ZeroAccess rootkit can bypass CIS 5.8

I’ve tested CIS 5.8 against ZeroAccess rootkit, two days old sample.

CIS had sandboxing enabled, but when I run the malware the only alert from Defence+ was: “malware.exe is trying to launch explorer.exe”.

This would seem legit for many users and hit Allow.

In that moment Comodo is deactivated.

What was Sandbox set to?
parially limited

I always set it to untrusted as that’s been proven to tackle most…
Was AV set to On Access and Cloud options ticked and Enable Rootkit scanning?

Can’t comment any further after this, was just asking for more info that others who do know more will ask in advance. :slight_smile:

2011-09-09 17:13:45 C:\Documents and Settings\Roger\桌面\virus\123\screensaver.exe Sandboxed As Partially Limited

2011-09-09 17:13:46 C:\WINDOWS\explorer.exe Sandboxed As Partially Limited

2011-09-09 17:13:53 C:\WINDOWS\explorer.exe Modify File C:\Documents and Settings\Roger\桌面\virus\123\screensaver.exe

2011-09-09 17:13:53 C:\WINDOWS\explorer.exe Access COM Interface LocalSecurityAuthority.Tcb

It is obvious now that default Internet Security with Partailly Limited setting can be bypassed…
Switching to Proactive Security setting should also raise the level of Unrecognized files to Restricted or Untrusted.
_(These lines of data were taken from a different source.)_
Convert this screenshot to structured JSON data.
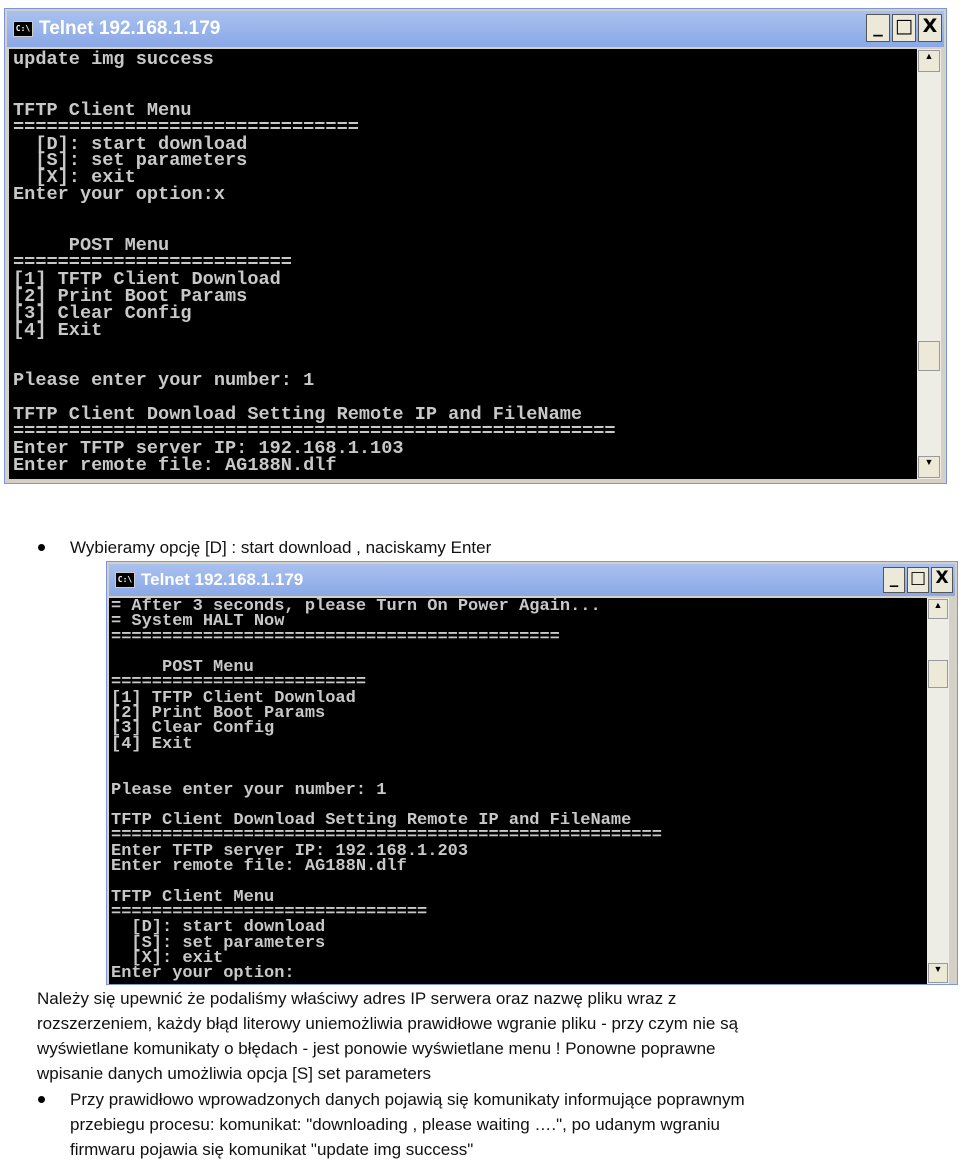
{
  "window1": {
    "title": "Telnet 192.168.1.179",
    "icon": "C:\\",
    "lines": [
      "update img success",
      "",
      "",
      "TFTP Client Menu",
      "===============================",
      "  [D]: start download",
      "  [S]: set parameters",
      "  [X]: exit",
      "Enter your option:x",
      "",
      "",
      "     POST Menu",
      "=========================",
      "[1] TFTP Client Download",
      "[2] Print Boot Params",
      "[3] Clear Config",
      "[4] Exit",
      "",
      "",
      "Please enter your number: 1",
      "",
      "TFTP Client Download Setting Remote IP and FileName",
      "======================================================",
      "Enter TFTP server IP: 192.168.1.103",
      "Enter remote file: AG188N.dlf"
    ]
  },
  "bullet1": "Wybieramy opcję [D] : start download , naciskamy Enter",
  "window2": {
    "title": "Telnet 192.168.1.179",
    "icon": "C:\\",
    "lines": [
      "= After 3 seconds, please Turn On Power Again...",
      "= System HALT Now",
      "============================================",
      "",
      "     POST Menu",
      "=========================",
      "[1] TFTP Client Download",
      "[2] Print Boot Params",
      "[3] Clear Config",
      "[4] Exit",
      "",
      "",
      "Please enter your number: 1",
      "",
      "TFTP Client Download Setting Remote IP and FileName",
      "======================================================",
      "Enter TFTP server IP: 192.168.1.203",
      "Enter remote file: AG188N.dlf",
      "",
      "TFTP Client Menu",
      "===============================",
      "  [D]: start download",
      "  [S]: set parameters",
      "  [X]: exit",
      "Enter your option:"
    ]
  },
  "paragraph": [
    "Należy się upewnić że podaliśmy właściwy adres IP serwera oraz nazwę pliku wraz z",
    "rozszerzeniem, każdy błąd literowy uniemożliwia prawidłowe wgranie pliku  - przy czym nie są",
    "wyświetlane komunikaty o błędach  - jest ponowie wyświetlane menu ! Ponowne poprawne",
    "wpisanie danych umożliwia opcja [S] set parameters"
  ],
  "bullet2": [
    "Przy prawidłowo wprowadzonych danych pojawią się komunikaty informujące  poprawnym",
    "przebiegu procesu:      komunikat: \"downloading , please waiting ….\", po udanym wgraniu",
    "firmwaru pojawia się komunikat  \"update img success\""
  ]
}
Agreed, until we get v6 and then it will be fully virtualised…

What are differences between them?

Partially Limited - The application is allowed to access all the Operating system files and resources like clipboard. Modification of protected files/registry keys is not allowed. Privileged operations like loading drivers or debugging other applications are also not allowed.

Limited - Only selected operating system resources can be accessed by the application. The application is not allowed to execute more than 10 processes at a time and is run with out Administrator account privileges.

Restricted - The application is allowed to access very few operating system resources. The application is not allowed to execute more than 10 processes at a time and is run with very limited access rights.

Untrusted - The application is not allowed to access any of the Operating system resources. The application is not allowed to execute more than 10 processes at a time and is run with very limited access rights.

Blocked – The application is not allowed to run at all.

comodo sandbox by default can not be bypassed by the 0access rootkit

You have to check this one for enabling the sandbox.

You’re right, I didn’t do it.

I wanted to test CIS with default settings.

Enabling that option, the file is sandboxed.
It’s strange Comodo doesn’t enable it by default.

Use Custom installation.

the auto mode is terminated when you install firewall only

You can set the configuration as CIS, and then the problem is solved.

So to the OP, can you confirm your problem is no longer and now resolved/solved? ;D

The Internet Security configuration is the default configuration when you install CIS. The sandbox is enabled in this configuration. The sandbox is only disabled if you switch your configuration to Firewall Security.

I’m confused because your latest post contradicts your original post. Your original post says the sandbox was enabled and CIS was bypassed.

Now you are saying the sandbox was in fact disabled, but when it is enabled, CIS is not bypassed? ???

Which is it? :-\

As a256886572008 pointed out, you probably did not use the default settings. In default settings, CIS can NOT show you execution alerts. You probably used some other mode.

I remember that when I installed CIS FW5.8 beta the setting that a256886572008 pointed out was not active by default. Can anybody check this too?

I hope that the default configuration for “comodo firewall” will be CIS but not CFS.


CIS: autosandbox enabled

CFS:autosandbox disabled

If you don’t install the AV the setting is disabled by default.

I installed CIS FW with default settings (I just choose, not to install the AV, Geekbuddy, and DNS)
The profile active by default is Firewall security.

Why a user that does not install the AV get a lower protection in D+? does not make any sense since is not related at all with the AV

[attachment deleted by admin]

Most of the users who install firewall only are looking for a firewall i.e. network based filtering. They dont want an anti-malware solution from CFW. All they want is a strong firewall which has good indirect internet access control while they let other antivirus solutions to protect them.

COMODO Firewall can well be turned into an antimalware solution with one click configuration switching though if its what you need.

what?? comodo fw comes together with the HIPS

Thats is the excuse to offer a weak and easily to bypass settings using the default settings of CIS fw?

It’s so hard to admit it and change the default settings? I can’t even believe that you wrote all those paragraph to say that instead to spend the same time changing the default settings on CIS FW.

In fact you argumentation doesn’t make any sense, if they want a strong protection (proactive mode) why offer by default the weakest one (fw protection), CIS fw should be configured by default like CIS is the only thing that make sense.